This protocol replicates an intraventricular catheter system used in ongoing clinical trials to test local regional delivery of CAR T-cell therapy directed against central nervous system tumors. The main advantage of this technique is the ability to provide multiple repeated doses of local regional CAR T-cell therapy without performing multiple invasive surgical procedures. This system could be used to investigate different therapeutics in different delivery sites, and thus may provide insight into a myriad of research areas in neuroscience.
To begin, place the anesthetized mouse with shaved head on the operation table and gently open the bottom of the stereotactic arm using a spatula. Insert the cannula with forceps and secure it by tightening the screw on the arm until half to two-thirds of the white plastic portion and five millimeters of the cannula protrude from the bottom of the opening. Insert and secure the mouse's top teeth in the bite bar of the stereotaxic apparatus.
Pull the nose cone forward and tighten it, ensuring the mouse inhales isoflurane. Then, mount the mouse on the warmed stereotaxic apparatus using ear cuffs or ear bars, avoiding excessive pressure. Disinfect the surgical site and make a cut parallel to the skull as described in the manuscript.
Use cotton tip swabs to push the fascia away. Identify the landmarks, bregma and lambda on the skull corresponding to anterior and posterior marks where the cranial plates meet. To create a surface for attaching the acrylic, gently make several slits across the skull using a scalpel.
Using the stereotaxic arm, localize the cannula to the landmark of interest. Raise the cannula tip one to two millimeters above the skull surface and move to the desired coordinates. Using an 18 gauge needle or surgical drill, make two screw holes on the exposed skull away from where the cannula enters, ensuring enough space for the cannula.
Twist the drill through the screw hole until it attaches to the skull. With a flat tip screwdriver, insert and fasten two screws into the holes. Then, gently pull the screw up to ensure it is secured.
For inserting a cannula, create a hole in the skull at the identified coordinates using an 18 gauge needle or surgical drill. Using the stereotactic arm, lower the cannula to the desired DV coordinate. At approximately 0.3 grams of acrylic resin powder and 10 to 15 drops of liquid in a porcelain 12-well plate, load the prepared viscous white-colored material into a one-milliliter syringe.
Coat the skull and fill the spaces around the cannula and screw. Loosen the screw on the stereotactic arm while the cement is flexible. Gently use a spatula to release the cannula from the holder at the bottom opening and retract the stereotactic arm away from the mouse.
Once the cement is dried, insert the dummy cannula into the guide cannula and rotate clockwise to secure it tightly. Once the procedure is complete, return the mouse to its warmed home cage for recovery. To prepare the treatment cannula, insert its top into PKG tubing.
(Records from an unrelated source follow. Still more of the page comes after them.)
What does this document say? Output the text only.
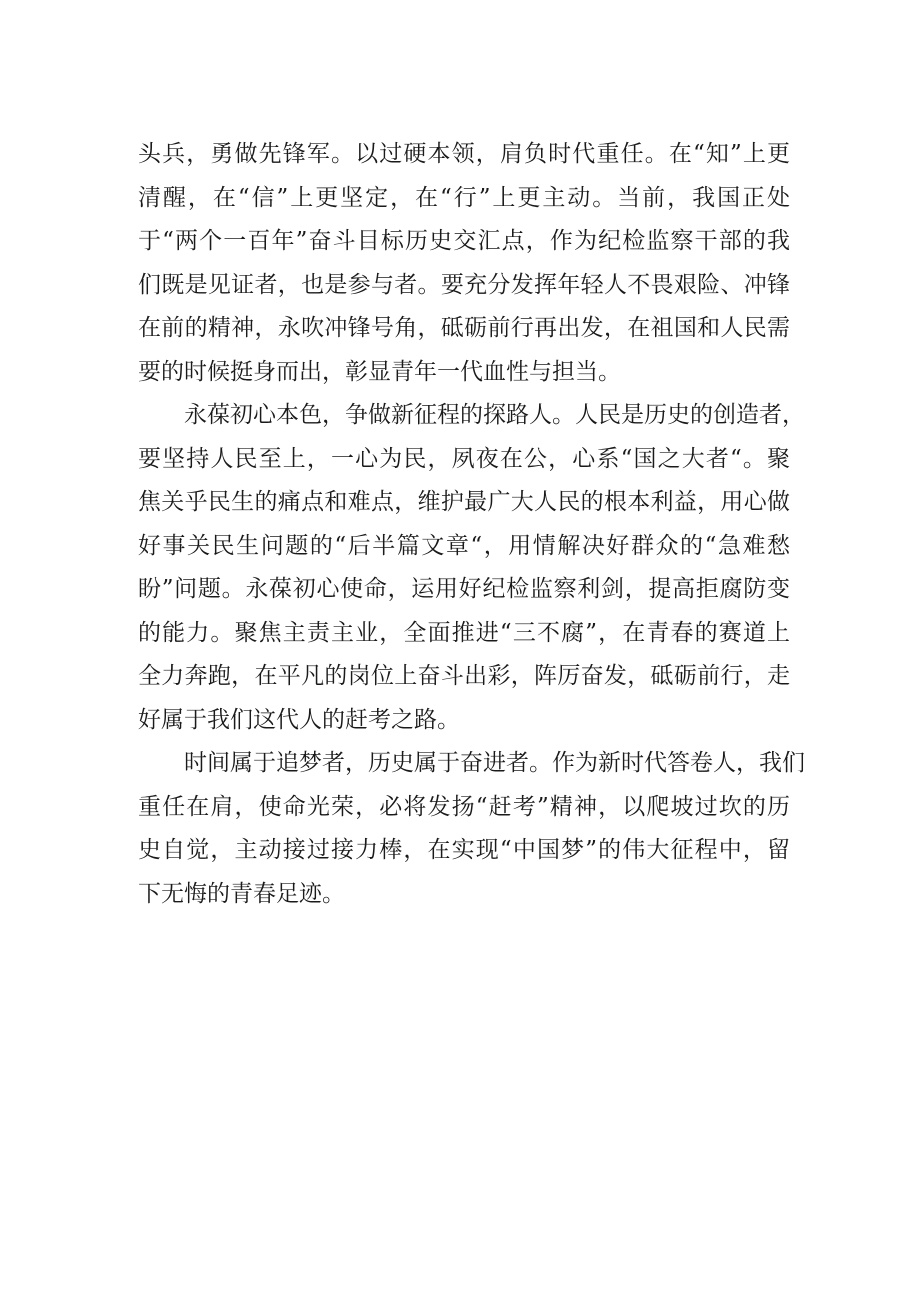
头兵，勇做先锋军。以过硬本领，肩负时代重任。在“知”上更
清醒，在“信”上更坚定，在“行”上更主动。当前，我国正处
于“两个一百年”奋斗目标历史交汇点，作为纪检监察干部的我
们既是见证者，也是参与者。要充分发挥年轻人不畏艰险、冲锋
在前的精神，永吹冲锋号角，砥砺前行再出发，在祖国和人民需
要的时候挺身而出，彰显青年一代血性与担当。
永葆初心本色，争做新征程的探路人。人民是历史的创造者，
要坚持人民至上，一心为民，夙夜在公，心系“国之大者“。聚
焦关乎民生的痛点和难点，维护最广大人民的根本利益，用心做
好事关民生问题的“后半篇文章“，用情解决好群众的“急难愁
盼”问题。永葆初心使命，运用好纪检监察利剑，提高拒腐防变
的能力。聚焦主责主业，全面推进“三不腐”，在青春的赛道上
全力奔跑，在平凡的岗位上奋斗出彩，阵厉奋发，砥砺前行，走
好属于我们这代人的赶考之路。
时间属于追梦者，历史属于奋进者。作为新时代答卷人，我们
重任在肩，使命光荣，必将发扬“赶考”精神，以爬坡过坎的历
史自觉，主动接过接力棒，在实现“中国梦”的伟大征程中，留
下无悔的青春足迹。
Then, fill the treatment syringe with CAR T-cell suspension and insert it through the other end of the PKG tube, covering the top of the treatment cannula. After anesthetizing the mouse, fix the guide cannula at the base using forceps. Unscrew and remove the dummy cannula, allowing access to the guide cannula.
Infuse the CAR T-cells for one minute and hold the treatment cannula in place for an additional minute. After removing the treatment cannula, screw back a dummy cannula tightly. Then, administer meloxicam subcutaneously for pain control.
The GPC2-directed CAR T-cell therapy induced significant tumor regression in the medulloblastoma and significantly prolonged survival in the thalamic diffuse midline glioma model. When inserting the guide cannula into an intratumoral location, it's important to understand that the dorsal-ventral coordinates may be more superficial than tumor injection in order to account for the dummy and treatment cannula projection lengths.